勇者と聖女による災いの封印とは、ドレーアフィレカが他国を影響下に置き、王家と教会の結びつきを強めるための一大国家プロジェクトであった。
「リリアナ様、長らくお待たせしてしまい申し訳ございません」
ようやくやって来た待ち人に、リリアナはそっと本を机の隅に避ける。
「いえ、私としてもここのところは忙しかったので………丁度良い休憩時間を取れました」
「なんと!お忙しいというのに、こうして貴重なお時間を浪費させてしまったのですか………」
白髪を後ろに撫で付け、豊かな髭を蓄えた老人は大袈裟に恐縮する態度をとった。
彼はここら一帯の地域を治めている領主であり、教会の中枢を担っているオルドルフ枢機卿だ。
リリアナは一瞬、嫌味のつもりでは……と否定しようとしたが、すぐに老人の目が愉快げな色を湛えていることに気づいた。
揶揄われているのだ。
「………枢機卿」
「はっはっはっは。失礼、失礼。あなた様が随分見違えたものですから、つい」
「この大切な時期に、戯れている場合ではないでしょう」
「流石、聖女様は正しいことばかりを仰る」
「早く案内をして下さい」
付き合いきれない、と本日の要件を進めるよう促せば、老人は何度か肩を揺らした後に漸く笑いを収めた。

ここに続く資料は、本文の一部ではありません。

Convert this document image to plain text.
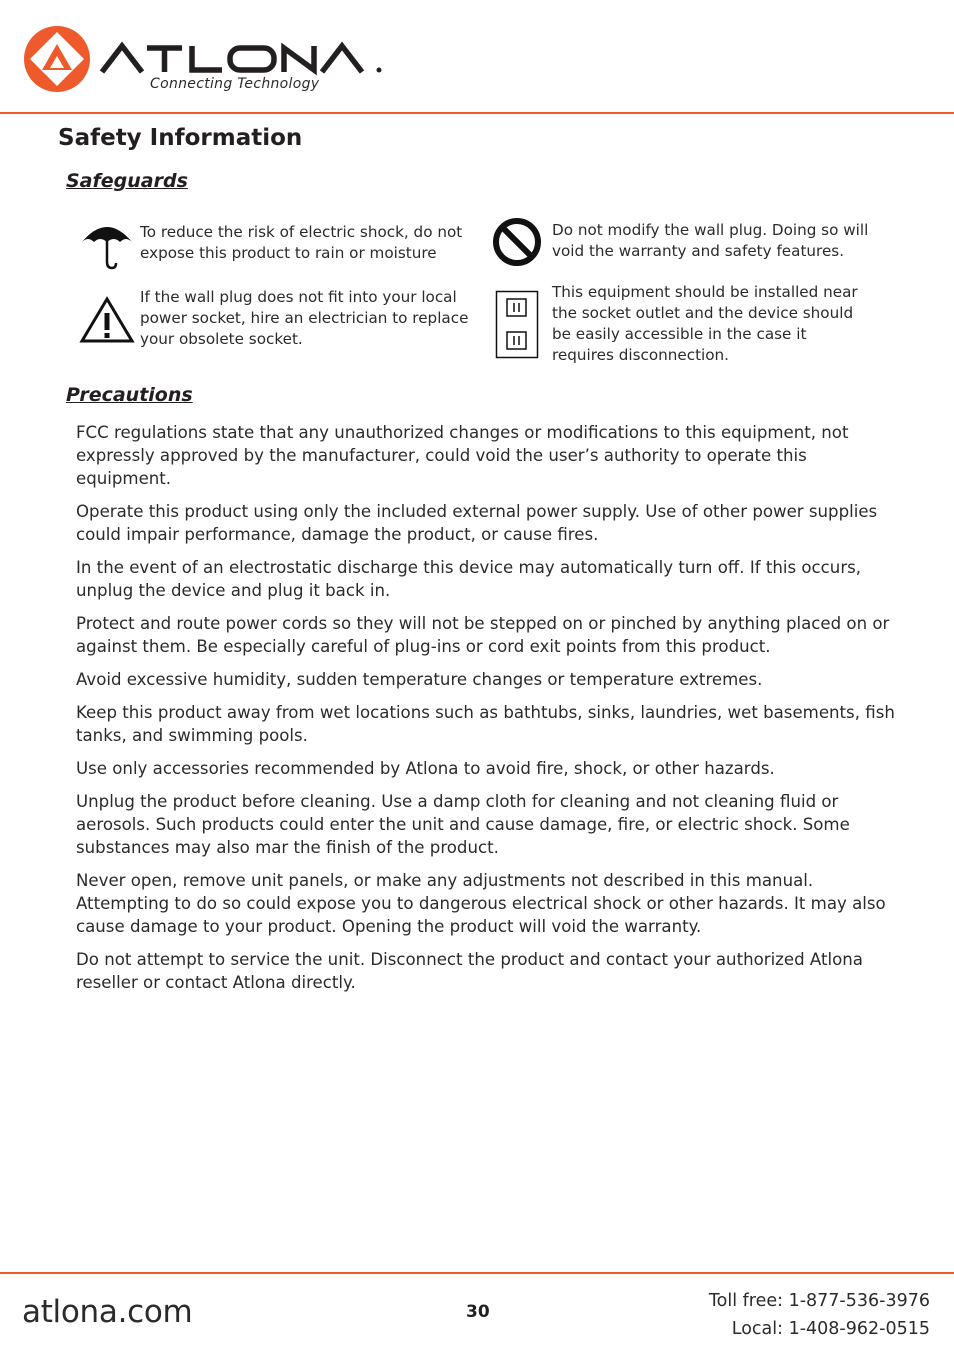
Connecting Technology
Safety Information
Safeguards
To reduce the risk of electric shock, do not expose this product to rain or moisture
Do not modify the wall plug. Doing so will void the warranty and safety features.
If the wall plug does not fit into your local power socket, hire an electrician to replace your obsolete socket.
This equipment should be installed near the socket outlet and the device should be easily accessible in the case it requires disconnection.
Precautions

FCC regulations state that any unauthorized changes or modifications to this equipment, not expressly approved by the manufacturer, could void the user’s authority to operate this equipment.

Operate this product using only the included external power supply. Use of other power supplies could impair performance, damage the product, or cause fires.

In the event of an electrostatic discharge this device may automatically turn off. If this occurs, unplug the device and plug it back in.

Protect and route power cords so they will not be stepped on or pinched by anything placed on or against them. Be especially careful of plug-ins or cord exit points from this product.

Avoid excessive humidity, sudden temperature changes or temperature extremes.

Keep this product away from wet locations such as bathtubs, sinks, laundries, wet basements, fish tanks, and swimming pools.

Use only accessories recommended by Atlona to avoid fire, shock, or other hazards.

Unplug the product before cleaning. Use a damp cloth for cleaning and not cleaning fluid or aerosols. Such products could enter the unit and cause damage, fire, or electric shock. Some substances may also mar the finish of the product.

Never open, remove unit panels, or make any adjustments not described in this manual. Attempting to do so could expose you to dangerous electrical shock or other hazards. It may also cause damage to your product. Opening the product will void the warranty.

Do not attempt to service the unit. Disconnect the product and contact your authorized Atlona reseller or contact Atlona directly.

atlona.com	30
Toll free: 1-877-536-3976
Local: 1-408-962-0515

オルドルフ枢機卿とリリアナは、単なる教会関係者ではない。
聖女候補として聖殿に上がった十三歳の時まで、彼女を引き取り聖女として役目を果たせるよう鍛えたのが彼だった。
親がわりの存在になってもおかしくない相手だが、リリアナは師と思いこそすれ、一度として彼を親と思ったことはない。
「しかしまあ……正しくはありますが適してはいませんな。これからずっと大切な時期なのですから、偶には気を抜いておかなければ身が保ちませんよ」
「………なるほど、仰る通りですね。自分の身を追い込み過ぎないように気をつけようと思います」
リリアナはにっこりと、聖女らしい清らかな微笑みで、暗に「余計な世話だ」と主張する。
老人は仕方がないと言いたげな、どこか呆れたような苦笑を漏らした。
「それでは、勇者様の元にご案内致します」
歩き出した枢機卿の背中を追って、リリアナもまた歩を進める。
本日の要件は、勇者との面会だ。